At a glance.
- No EU grace period on revocation of Privacy Shield.
- Update on the Blackbaud hack, and its continuing spread.
- Fintech unicorn Dave sustains data breach related to third-party risk.
Schrems II is in immediate effect.
The European Data Protection Board has warned that organizations should expect no grace period following the European Court of Justice's July 16th ruling that overturned Privacy Shield. Privacy Shield had governed data transfers between the EU and the US; that regulatory agreement is now effectively gone. TechCrunch says, "The EU-U.S. Privacy Shield is dead, and any companies still relying on it to authorize transfers of EU citizens’ personal data are doing so illegally is the top-line message." Neither Standard Contractual Clauses (SCCs) nor Binding Corporate Rules (BCRs) were in principle invalidated by the Court's decision in Schrems II, but organizations exporting data under either of those measures should conduct an immediate, "up-front assessment" to determine the legality of any transfers.
Third-party breaches and the software supply chain: universities and not-for-profits.
Blackbaud has posted an account of the breach it sustained in May, and that continues to slosh over the universities and not-for-profits it numbers among its customers. Blackbaud believes the hackers did not get "credit card information, bank account information, or social security numbers," and the company feels confident that the data the attacker did obtain are unlikely to be misused, in part because Blackbaud paid the ransom. The Universities of York and Sussex are two of the affected institutions that have disclosed the effects of the hack on their own data. TechHQ published an updated list of affected institutions, all of which are customers of South Carolina-based Blackbaud, and are located in the UK, Canada, and the US. The schools and universities include:
- De Montfort University
- University of Strathclyde
- University of Exeter
- University of York
- Oxford Brookes University
- Loughborough University
- University of Leeds
- University of London
- University of Reading
- University College, Oxford
- Middlebury College, Vermont
- West Virginia University
- New College of Florida
- Cheverus High School: Catholic High School Portland
- The Bishop Strachan School, Canada
- University of North Florida
- Ambrose University, Alberta, Canada
- Rhode Island School of Design, US
The charities include:
- Choir with No Name
- Vermont Foodbank
- Vermont Public Radio
- Northwest Immigrant Rights Project
- Human Rights Watch
- Young Minds
The National Law Review has a quick overview of some of the steps organizations might take to control the third-party risk to their stakeholders' privacy.

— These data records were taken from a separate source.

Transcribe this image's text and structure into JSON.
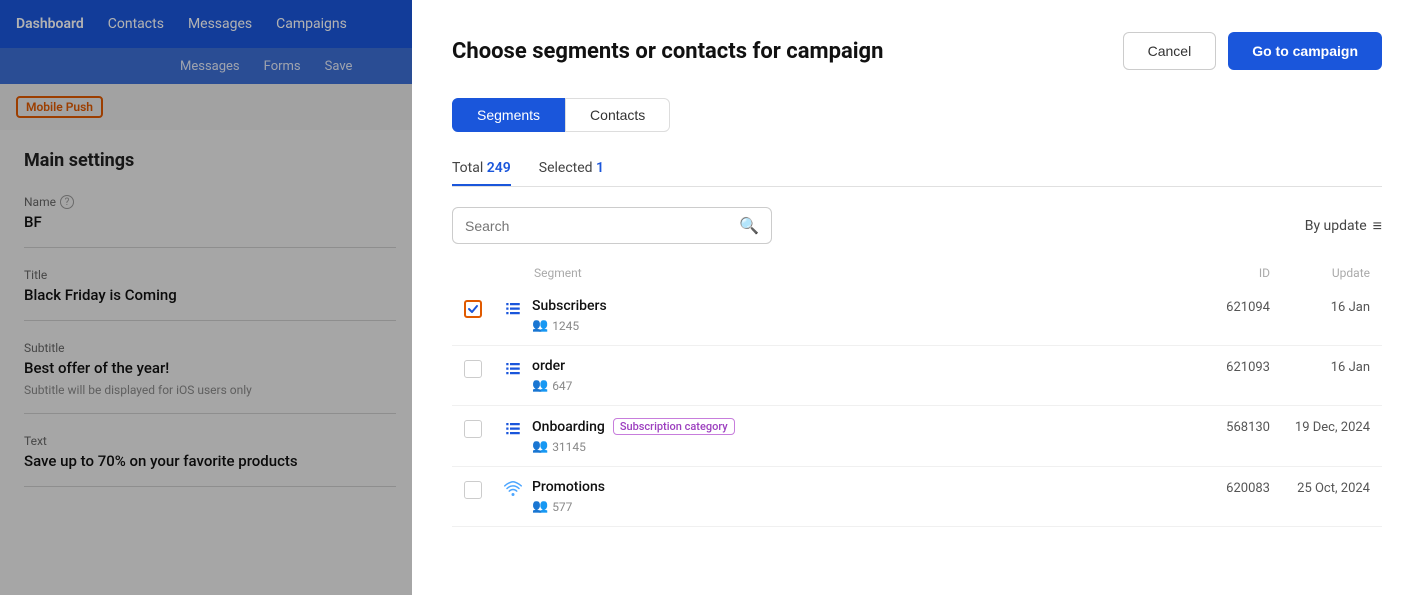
{
  "nav": {
    "items": [
      "Dashboard",
      "Contacts",
      "Messages",
      "Campaigns"
    ],
    "sub_items": [
      "Messages",
      "Forms",
      "Save"
    ]
  },
  "left_panel": {
    "badge": "Mobile Push",
    "main_settings": "Main settings",
    "fields": [
      {
        "label": "Name",
        "value": "BF",
        "has_icon": true
      },
      {
        "label": "Title",
        "value": "Black Friday is Coming"
      },
      {
        "label": "Subtitle",
        "value": "Best offer of the year!",
        "note": "Subtitle will be displayed for iOS users only"
      },
      {
        "label": "Text",
        "value": "Save up to 70% on your favorite products"
      }
    ]
  },
  "modal": {
    "title": "Choose segments or contacts for campaign",
    "cancel_label": "Cancel",
    "go_label": "Go to campaign",
    "tabs": [
      "Segments",
      "Contacts"
    ],
    "active_tab": "Segments",
    "counts": [
      {
        "label": "Total",
        "count": "249"
      },
      {
        "label": "Selected",
        "count": "1"
      }
    ],
    "search_placeholder": "Search",
    "sort_label": "By update",
    "columns": {
      "segment": "Segment",
      "id": "ID",
      "update": "Update"
    },
    "segments": [
      {
        "name": "Subscribers",
        "count": "1245",
        "id": "621094",
        "update": "16 Jan",
        "selected": true,
        "badge": null,
        "icon_type": "list"
      },
      {
        "name": "order",
        "count": "647",
        "id": "621093",
        "update": "16 Jan",
        "selected": false,
        "badge": null,
        "icon_type": "list"
      },
      {
        "name": "Onboarding",
        "count": "31145",
        "id": "568130",
        "update": "19 Dec, 2024",
        "selected": false,
        "badge": "Subscription category",
        "icon_type": "list"
      },
      {
        "name": "Promotions",
        "count": "577",
        "id": "620083",
        "update": "25 Oct, 2024",
        "selected": false,
        "badge": null,
        "icon_type": "wifi"
      }
    ]
  }
}
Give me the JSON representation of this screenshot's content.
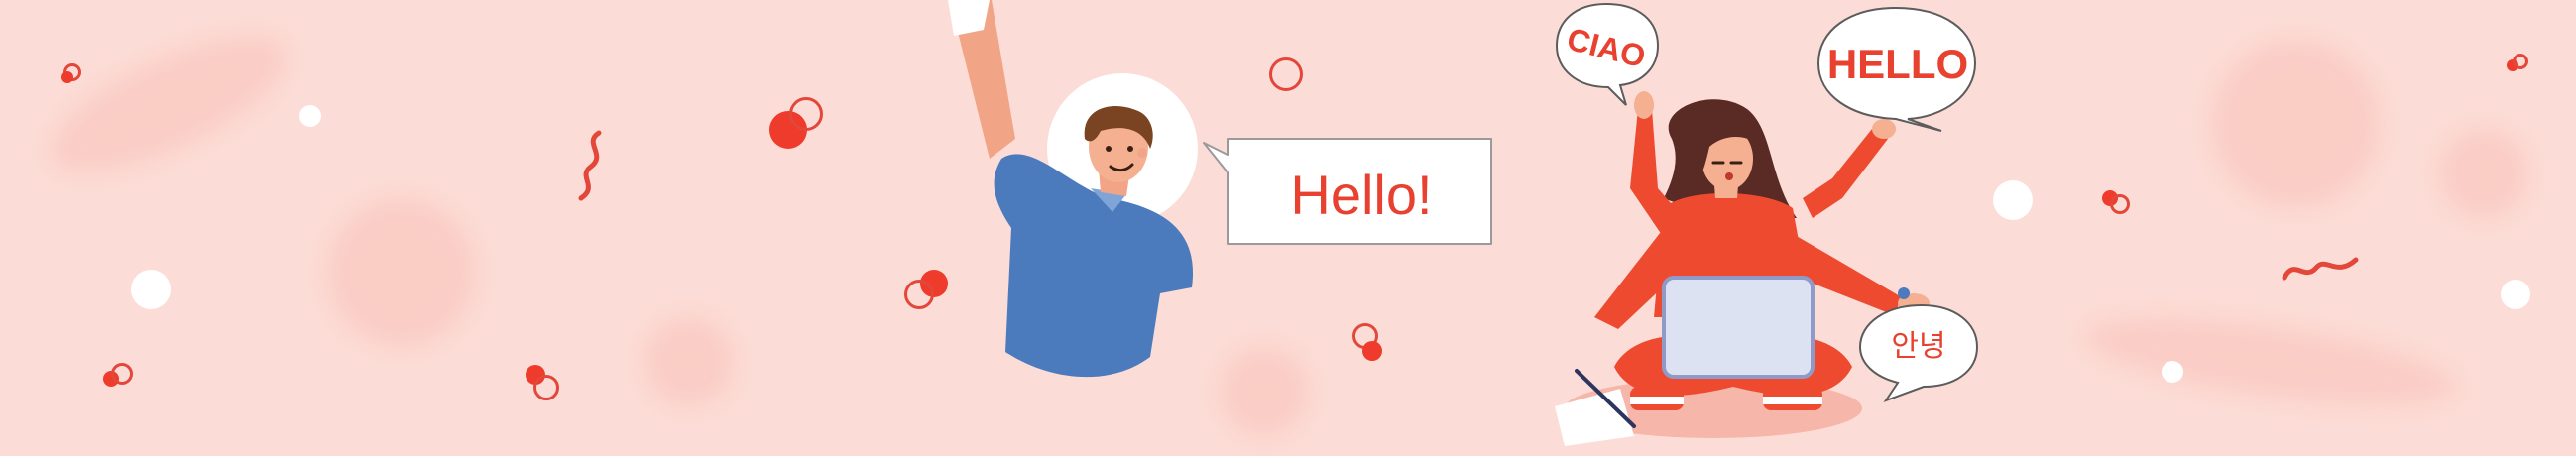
{
  "banner": {
    "greetings": {
      "hello_exclaim": "Hello!",
      "ciao": "CIAO",
      "hello_caps": "HELLO",
      "korean": "안녕"
    },
    "colors": {
      "background": "#fcdcd6",
      "accent_red": "#e8412f",
      "shirt_blue": "#4c7bbd",
      "sweater_red": "#ee4a30"
    }
  }
}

Third-party breaches and the software supply chain: fintech.
Digital banking app maker Dave, specialist in overdraft protection and cash advances, also a tech unicorn, yesterday confirmed that it had sustained a data breach that exposed more than seven-million users' data, ZDNet reports. The data lost include names, phone numbers, emails, birth dates, and home addresses. Social security numbers were also lost, but were apparently encrypted, and passwords accessed in the breach are said to have been hashed. Dave attributes the compromise to a breach at Waydev, a third-party which was once a service provider.
The data have appeared on more than one hacking forum. The most prominent release was by the Shiny Hunters on RAID, where the data were posted without charge. Dave says that it’s working with the FBI and that it’s brought in CrowdStrike to help recover from the incident.
We heard from Javvad Malik, Security Awareness Advocate at KnowBe4, who commented:
"The data breach at Dave is probably among the last thing people who are already struggling financially need to hear. It's good to hear that Dave hashed passwords with Bcrypt, and they are confident no financial information was stolen, but the fact that names, emails, birth dates, home address, and phone numbers were exposed does make this a significant breach as it gives criminals enough information to steal identities, take out loans on the victims behalf, or use the information to authenticate themselves to other services.
"Dave claims that the breach occurred through a third party. While this may be true, the fact remains that whenever an organisation outsources any part of its operation to a third party, be it physically or in the cloud, they are still responsible for the security of the data and need to put in place comprehensive security controls with the third party as well as gain assurance those controls are working correctly."